Thrombosis and Atherosclerosis Research Institute, McMaster University, 237 Barton Street East, Hamilton, ON, L8L 2X2, Canada.
Department of Chemistry and Chemical Biology, McMaster University, Hamilton, ON, Canada.
Metabolomics. 2018 Jul 3;14(7):92. doi: 10.1007/s11306-018-1392-2.
Three out of four people with diabetes will die of cardiovascular disease. However, the molecular mechanisms by which hyperglycemia promotes atherosclerosis, the major underlying cause of cardiovascular disease, are not clear.
Three distinct models of hyperglycemia-associated accelerated atherosclerosis were used to identify commonly altered metabolites and pathways associated with the disease.
Normoglycemic apolipoprotein-E-deficient mice served as atherosclerotic control. Hyperglycemia was induced by multiple low-dose streptozotocin injections, or by introducing a point-mutation in one copy of insulin-2 gene. Glucosamine-supplemented mice, which experience accelerated atherosclerosis to a similar extent as hyperglycemia-induced models without alterations in glucose or insulin levels, were also included in the analysis. Untargeted plasma metabolomics were used to investigate hyperglycemia-associated accelerated atherosclerosis in three disease models. The effect of specific significantly altered metabolites on pro-atherogenic processes was investigated in cultured human vascular cells.

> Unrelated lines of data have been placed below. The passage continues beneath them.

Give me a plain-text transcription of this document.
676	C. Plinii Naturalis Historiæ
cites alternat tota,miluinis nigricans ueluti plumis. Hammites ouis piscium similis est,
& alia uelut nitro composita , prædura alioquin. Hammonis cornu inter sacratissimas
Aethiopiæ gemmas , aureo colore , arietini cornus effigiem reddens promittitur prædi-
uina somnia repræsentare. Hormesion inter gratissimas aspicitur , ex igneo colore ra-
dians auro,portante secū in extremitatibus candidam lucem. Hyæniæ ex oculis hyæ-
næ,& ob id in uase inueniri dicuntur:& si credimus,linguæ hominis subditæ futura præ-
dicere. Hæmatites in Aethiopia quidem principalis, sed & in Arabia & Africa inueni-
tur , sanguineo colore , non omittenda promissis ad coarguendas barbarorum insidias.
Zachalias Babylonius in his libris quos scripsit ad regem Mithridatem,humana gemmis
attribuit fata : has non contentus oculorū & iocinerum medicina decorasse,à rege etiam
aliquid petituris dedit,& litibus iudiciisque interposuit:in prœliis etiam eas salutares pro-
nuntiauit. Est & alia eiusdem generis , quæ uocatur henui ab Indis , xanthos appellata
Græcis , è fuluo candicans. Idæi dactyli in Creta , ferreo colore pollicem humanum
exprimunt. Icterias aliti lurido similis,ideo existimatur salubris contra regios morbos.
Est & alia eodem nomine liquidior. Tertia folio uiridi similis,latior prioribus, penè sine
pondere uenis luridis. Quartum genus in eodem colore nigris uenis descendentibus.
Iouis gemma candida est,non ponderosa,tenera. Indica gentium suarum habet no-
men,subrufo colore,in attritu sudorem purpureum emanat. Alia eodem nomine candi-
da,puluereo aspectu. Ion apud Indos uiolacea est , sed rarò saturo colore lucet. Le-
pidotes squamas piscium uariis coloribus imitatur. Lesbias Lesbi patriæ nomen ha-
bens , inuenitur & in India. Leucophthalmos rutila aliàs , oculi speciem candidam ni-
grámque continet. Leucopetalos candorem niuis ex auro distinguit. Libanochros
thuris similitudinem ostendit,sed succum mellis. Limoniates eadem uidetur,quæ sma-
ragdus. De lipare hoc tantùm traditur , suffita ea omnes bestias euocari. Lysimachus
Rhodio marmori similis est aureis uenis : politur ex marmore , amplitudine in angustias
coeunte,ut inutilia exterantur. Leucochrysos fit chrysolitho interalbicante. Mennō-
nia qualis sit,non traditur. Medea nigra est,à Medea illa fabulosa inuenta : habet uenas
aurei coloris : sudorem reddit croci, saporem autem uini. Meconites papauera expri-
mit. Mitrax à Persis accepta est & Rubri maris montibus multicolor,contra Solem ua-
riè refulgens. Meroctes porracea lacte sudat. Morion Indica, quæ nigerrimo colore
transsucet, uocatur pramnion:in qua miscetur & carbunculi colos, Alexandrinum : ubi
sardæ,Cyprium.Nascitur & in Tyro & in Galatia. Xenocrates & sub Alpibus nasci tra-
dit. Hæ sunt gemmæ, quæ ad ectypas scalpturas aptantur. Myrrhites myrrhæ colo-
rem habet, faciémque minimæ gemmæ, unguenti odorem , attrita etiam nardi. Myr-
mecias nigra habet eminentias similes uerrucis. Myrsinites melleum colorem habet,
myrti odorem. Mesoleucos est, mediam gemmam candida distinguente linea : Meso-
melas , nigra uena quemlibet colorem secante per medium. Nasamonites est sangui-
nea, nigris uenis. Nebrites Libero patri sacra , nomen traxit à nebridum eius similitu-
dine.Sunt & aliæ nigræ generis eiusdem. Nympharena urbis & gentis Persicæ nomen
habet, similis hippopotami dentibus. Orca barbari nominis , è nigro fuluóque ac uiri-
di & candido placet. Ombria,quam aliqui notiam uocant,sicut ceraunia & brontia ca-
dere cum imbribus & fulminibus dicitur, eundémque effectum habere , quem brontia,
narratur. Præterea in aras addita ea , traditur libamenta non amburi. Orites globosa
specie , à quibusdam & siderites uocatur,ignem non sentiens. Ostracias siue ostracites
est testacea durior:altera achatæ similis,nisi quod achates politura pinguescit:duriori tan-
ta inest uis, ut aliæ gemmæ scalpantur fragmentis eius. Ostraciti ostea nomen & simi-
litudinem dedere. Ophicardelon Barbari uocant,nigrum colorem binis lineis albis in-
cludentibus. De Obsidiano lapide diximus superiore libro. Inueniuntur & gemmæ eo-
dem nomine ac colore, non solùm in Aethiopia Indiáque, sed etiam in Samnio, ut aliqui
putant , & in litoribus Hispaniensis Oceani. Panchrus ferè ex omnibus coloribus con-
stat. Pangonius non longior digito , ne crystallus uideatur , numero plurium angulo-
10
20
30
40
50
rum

Hyperglycemic and glucosamine-supplemented mice showed distinct metabolomic profiles compared to controls. Meta-analysis of three disease models revealed 62 similarly altered metabolite features (FDR-adjusted p < 0.05). Identification of shared metabolites revealed alterations in glycerophospholipid and sphingolipid metabolism, and pro-atherogenic processes including inflammation and oxidative stress. Post-multivariate and pathway analyses indicated that the glycosphingolipid pathway is strongly associated with hyperglycemia-induced accelerated atherosclerosis in these atherogenic mouse models. Glycosphingolipids induced oxidative stress and inflammation in cultured human vascular cells.

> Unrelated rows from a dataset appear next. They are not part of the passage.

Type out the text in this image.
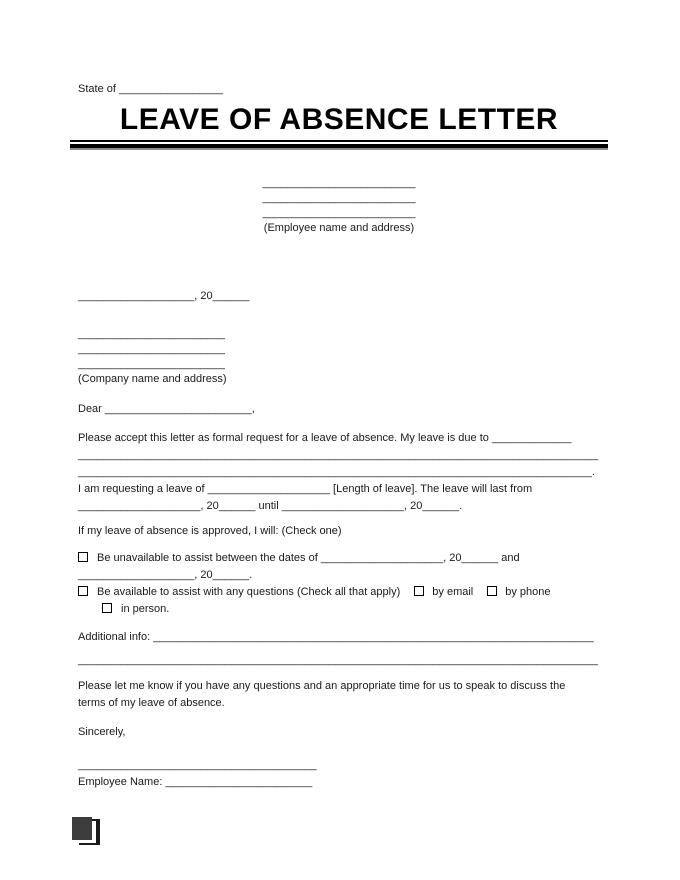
State of _________________
LEAVE OF ABSENCE LETTER
_________________________
_________________________
_________________________
(Employee name and address)
___________________, 20______
________________________
________________________
________________________
(Company name and address)
Dear ________________________,
Please accept this letter as formal request for a leave of absence. My leave is due to _____________
_____________________________________________________________________________________
____________________________________________________________________________________.
I am requesting a leave of ____________________ [Length of leave]. The leave will last from
____________________, 20______ until ____________________, 20______.
If my leave of absence is approved, I will: (Check one)
Be unavailable to assist between the dates of ____________________, 20______ and
___________________, 20______.
Be available to assist with any questions (Check all that apply)	by email	by phone
in person.
Additional info: ________________________________________________________________________
_____________________________________________________________________________________
Please let me know if you have any questions and an appropriate time for us to speak to discuss the
terms of my leave of absence.
Sincerely,
_______________________________________
Employee Name: ________________________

Glycosphingolipids are strongly associated with hyperglycemia-induced accelerated atherosclerosis in three distinct models. They also promote pro-atherogenic processes in cultured human cells. These results suggest glycosphingolipid pathway may be a potential therapeutic target to block or slow atherogenesis in diabetic patients.
四分之三的糖尿病患者会死于心血管疾病。然而,高血糖促进动脉粥样硬化(心血管疾病的主要潜在原因)的分子机制尚不清楚。

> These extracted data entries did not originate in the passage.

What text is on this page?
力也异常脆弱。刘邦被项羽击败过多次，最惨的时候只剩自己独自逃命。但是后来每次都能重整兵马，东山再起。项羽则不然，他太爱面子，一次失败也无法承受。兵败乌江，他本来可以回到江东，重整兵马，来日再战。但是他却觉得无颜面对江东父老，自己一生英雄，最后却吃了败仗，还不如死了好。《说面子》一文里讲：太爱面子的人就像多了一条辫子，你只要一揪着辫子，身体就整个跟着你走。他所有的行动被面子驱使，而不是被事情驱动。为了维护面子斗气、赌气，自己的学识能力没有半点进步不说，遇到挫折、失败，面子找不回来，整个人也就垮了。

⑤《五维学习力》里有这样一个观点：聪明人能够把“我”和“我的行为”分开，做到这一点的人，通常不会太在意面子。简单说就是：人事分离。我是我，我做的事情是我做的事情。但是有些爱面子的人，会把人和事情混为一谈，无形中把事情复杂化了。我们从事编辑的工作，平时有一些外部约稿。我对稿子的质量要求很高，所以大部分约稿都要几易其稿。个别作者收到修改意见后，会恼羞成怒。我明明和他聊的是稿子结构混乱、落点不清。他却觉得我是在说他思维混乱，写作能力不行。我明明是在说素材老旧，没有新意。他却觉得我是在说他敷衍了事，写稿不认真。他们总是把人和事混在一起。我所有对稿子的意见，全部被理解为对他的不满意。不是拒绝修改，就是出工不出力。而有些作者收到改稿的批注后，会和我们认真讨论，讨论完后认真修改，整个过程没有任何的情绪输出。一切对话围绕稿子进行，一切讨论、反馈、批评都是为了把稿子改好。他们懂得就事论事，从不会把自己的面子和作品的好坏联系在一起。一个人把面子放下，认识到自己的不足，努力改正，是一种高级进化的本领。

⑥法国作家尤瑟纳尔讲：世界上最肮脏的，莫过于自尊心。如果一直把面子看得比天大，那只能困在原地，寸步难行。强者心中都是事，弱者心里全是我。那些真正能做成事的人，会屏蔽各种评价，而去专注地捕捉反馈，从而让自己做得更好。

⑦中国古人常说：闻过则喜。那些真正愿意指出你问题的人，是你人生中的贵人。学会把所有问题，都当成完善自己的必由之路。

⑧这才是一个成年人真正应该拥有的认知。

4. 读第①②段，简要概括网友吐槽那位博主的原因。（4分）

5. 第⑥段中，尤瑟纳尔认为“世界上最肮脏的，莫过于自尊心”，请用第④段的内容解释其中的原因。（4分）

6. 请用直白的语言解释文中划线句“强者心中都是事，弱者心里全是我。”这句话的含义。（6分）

使用三种不同的高血糖相关加速动脉粥样硬化模型,确定与该疾病相关的常见改变代谢物和途径。
正常血糖载脂蛋白-E 缺陷小鼠作为动脉粥样硬化对照。通过多次小剂量链脲佐菌素注射或引入胰岛素-2 基因一个拷贝的点突变来诱导高血糖。还包括补充葡糖胺的小鼠,其经历与高血糖诱导模型相似程度的加速动脉粥样硬化,但葡萄糖或胰岛素水平没有改变,也包括在分析中。使用非靶向血浆代谢组学研究三种疾病模型中的高血糖相关加速动脉粥样硬化。在培养的人血管细胞中研究特定显著改变的代谢物对促动脉粥样硬化过程的影响。
高血糖和葡糖胺补充小鼠与对照相比表现出明显不同的代谢组学特征。对三种疾病模型的荟萃分析显示有 62 个相似改变的代谢物特征(FDR 调整后的 p < 0.05)。共享代谢物的鉴定显示甘油磷脂和鞘脂代谢以及促动脉粥样硬化过程(包括炎症和氧化应激)的改变。多元和途径后分析表明,糖鞘脂途径与这些致动脉粥样硬化小鼠模型中的高血糖诱导的加速动脉粥样硬化密切相关。糖鞘脂在培养的人血管细胞中诱导氧化应激和炎症。
糖鞘脂与三种不同模型中的高血糖诱导加速动脉粥样硬化密切相关。它们还促进培养的人细胞中的促动脉粥样硬化过程。这些结果表明糖鞘脂途径可能是阻止或减缓糖尿病患者动脉粥样硬化形成的潜在治疗靶点。